Our team goes undercover to suss out the latest and most talked about restaurants in town.
When The Privé Group announced that they would be unveiling a contemporary Chinese restaurant at the Asian Civilisations Museum, naturally, we were doubtful that the restaurant would have any lasting appeal. After all, just across the river are the popular Si Chuan Dou Hua and Peach Garden restaurants. Still, the group is known for their reliably tasty concepts, so we wasted no time in popping down for a look once Empress opened in late November.
A glance at the menu only confirmed our suspicions at the outset that we’d be in for Chinese fare with an Anglo slant – which self-respecting Chinese restaurant in Singapore, or even the world, would serve the much scorned Singapore-style Noodles ($22/33/44) complete with the dreaded curry powder? And so it was with low expectations that my companion and I started the meal.
Our appetiser of Deep-fried Tofu & Salted Egg Yolk ($10/15/20) was surprisingly promising. A thin layer of powdery yet creamy yolk held the tofu cubes together well enough that we could pick it up with our chopsticks, but as we bit through the fragrant crispy skin, silky smooth bean curd burst forth and rendered the dish downright addictive. It’s a dish that can be rather hit or miss on separate occasions, so we ordered it again during a return visit and were satisfyingly assured of its consistent standard. Similarly, the Poached Amaranth with Trio of Eggs ($20/30/40) was so satisfyingly rich with eggy and garlicky flavour that I couldn’t stop slurping up the ‘soup’.

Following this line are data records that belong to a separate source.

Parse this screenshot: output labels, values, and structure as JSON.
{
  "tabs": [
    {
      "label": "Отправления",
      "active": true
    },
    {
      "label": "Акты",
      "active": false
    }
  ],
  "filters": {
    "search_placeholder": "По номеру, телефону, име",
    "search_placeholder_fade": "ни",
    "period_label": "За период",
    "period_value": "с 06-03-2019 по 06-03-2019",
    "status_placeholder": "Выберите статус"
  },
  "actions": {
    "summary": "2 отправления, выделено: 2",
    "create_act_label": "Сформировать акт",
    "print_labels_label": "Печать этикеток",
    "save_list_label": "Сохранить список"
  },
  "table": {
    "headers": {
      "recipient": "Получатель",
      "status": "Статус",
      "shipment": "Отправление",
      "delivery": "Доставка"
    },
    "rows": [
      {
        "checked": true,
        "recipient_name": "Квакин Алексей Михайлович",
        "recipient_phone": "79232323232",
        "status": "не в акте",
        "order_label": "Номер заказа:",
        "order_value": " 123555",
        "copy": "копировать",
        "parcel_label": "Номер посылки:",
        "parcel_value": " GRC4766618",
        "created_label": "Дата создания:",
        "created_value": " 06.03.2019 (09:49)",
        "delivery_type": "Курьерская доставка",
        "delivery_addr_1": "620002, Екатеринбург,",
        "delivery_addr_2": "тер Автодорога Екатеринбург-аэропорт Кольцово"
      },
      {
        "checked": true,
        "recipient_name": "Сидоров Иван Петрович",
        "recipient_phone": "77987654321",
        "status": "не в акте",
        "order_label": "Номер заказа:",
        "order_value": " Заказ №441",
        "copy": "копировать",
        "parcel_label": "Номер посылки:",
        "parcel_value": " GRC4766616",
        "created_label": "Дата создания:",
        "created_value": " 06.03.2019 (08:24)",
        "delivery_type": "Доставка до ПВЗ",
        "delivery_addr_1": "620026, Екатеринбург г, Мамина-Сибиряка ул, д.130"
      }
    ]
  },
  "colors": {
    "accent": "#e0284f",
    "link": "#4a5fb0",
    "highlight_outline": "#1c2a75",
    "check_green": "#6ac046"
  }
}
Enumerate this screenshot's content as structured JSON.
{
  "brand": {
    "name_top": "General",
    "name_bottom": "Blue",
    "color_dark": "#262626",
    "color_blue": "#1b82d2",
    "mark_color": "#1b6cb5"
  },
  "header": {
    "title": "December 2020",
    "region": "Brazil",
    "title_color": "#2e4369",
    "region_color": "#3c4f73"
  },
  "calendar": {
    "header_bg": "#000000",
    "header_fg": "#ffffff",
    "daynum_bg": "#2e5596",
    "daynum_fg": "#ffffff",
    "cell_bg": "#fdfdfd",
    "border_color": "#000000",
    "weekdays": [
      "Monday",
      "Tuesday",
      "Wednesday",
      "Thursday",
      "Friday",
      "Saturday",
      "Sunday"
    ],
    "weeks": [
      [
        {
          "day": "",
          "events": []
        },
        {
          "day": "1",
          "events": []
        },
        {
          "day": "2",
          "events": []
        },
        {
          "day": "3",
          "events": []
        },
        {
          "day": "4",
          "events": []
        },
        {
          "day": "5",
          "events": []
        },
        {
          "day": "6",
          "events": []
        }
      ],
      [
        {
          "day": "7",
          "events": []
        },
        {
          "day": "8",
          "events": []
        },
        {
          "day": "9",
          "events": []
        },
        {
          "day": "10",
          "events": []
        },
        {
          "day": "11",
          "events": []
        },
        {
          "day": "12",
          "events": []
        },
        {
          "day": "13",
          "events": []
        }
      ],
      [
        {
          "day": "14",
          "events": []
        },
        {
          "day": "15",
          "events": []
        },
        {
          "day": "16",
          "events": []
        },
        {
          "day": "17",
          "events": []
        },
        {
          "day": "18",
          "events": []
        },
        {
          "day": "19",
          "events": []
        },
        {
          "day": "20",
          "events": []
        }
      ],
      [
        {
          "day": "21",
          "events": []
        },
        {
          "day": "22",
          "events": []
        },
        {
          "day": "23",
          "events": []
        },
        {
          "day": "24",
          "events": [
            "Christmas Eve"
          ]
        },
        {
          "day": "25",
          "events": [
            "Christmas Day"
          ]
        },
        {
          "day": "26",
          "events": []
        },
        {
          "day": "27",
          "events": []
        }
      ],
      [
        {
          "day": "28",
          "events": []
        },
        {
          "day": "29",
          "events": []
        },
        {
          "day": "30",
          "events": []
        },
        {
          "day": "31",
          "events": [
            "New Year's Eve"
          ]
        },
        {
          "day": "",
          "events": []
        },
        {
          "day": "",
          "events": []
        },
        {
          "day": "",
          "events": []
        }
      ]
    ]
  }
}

The meats, on the other hand, were less impressive. On the Triple Roast Platter ($28/42/56) was Empress Sweet & Sticky Pork Ribs, Empress Char Siew and Crackling Roast Pork, of which the latter two used Spanish Duroc pork for its superior fattiness. This worked well enough for the siew yoke, which boasted a shatteringly crunchy skin and unctuous succulence, but was less noticeable in the char siew. The ribs were unfortunately slathered in so much sauce that we could barely taste the meat. Another dish of Iberico Pork ($32/48/64) with honey angelica sauce was likewise not to our taste – the thin pork chops were too fatty and provided little bite, and has a slight bitter taste from the sauce. We also regretted a side order of Crispy Aromatic Duck Salad ($18) – it was only fragrant because of its plum-citrus dressing and the deep-fried duck slivers were overly oily and gamey.
Skip the Empress Fried Rice ($24/36/48) as well – the combination of char siew strips, prawns and olives didn’t draw any oohs and aahs, and crab was strangely missing from the dish despite being described on the menu. The Crispy Battered Cod ($18/person) fared significantly better with its flaky, milky-sweet flesh and floral aromas from the spicy ginger flower glaze.
High-flying white collar executives around the area will do well to note that Empress’ lunch sets offer great value for their portions. At just $38 for the Executive Set Lunch and $58 for the Chef’s Set Lunch, you get six courses and seven courses respectively, and there’s possibly enough to feed two. You can also opt for dim sum during lunch – the Empress Dim Sum Platter ($9.8) comprises har gau, siew mai, seafood and spinach dumpling, pork and pumpkin skin dumpling, and mushroom dumpling. The crystal skins are pleasantly light, thin and not too sticky, and each piece is texturally pleasing.
While I won’t be penning Empress down as a must-try, the restaurant serves up enough winning dishes that corporate types might fancy giving it a chance now and then when in want of less chinois and more modern, breezy interiors and decent food. Watch out though for the museum tour announcements – they blare loudly enough in Empress to make you jump in your seat. #01-03 Asian Civilisations Museum, 1 Empress Place. Tel: 6238 8733
Average dinner bill for two, with tea: $140
Must-tries: silken tofu cubes slathered with salted egg yolk, and the aromatic ginger flower-glazed cod.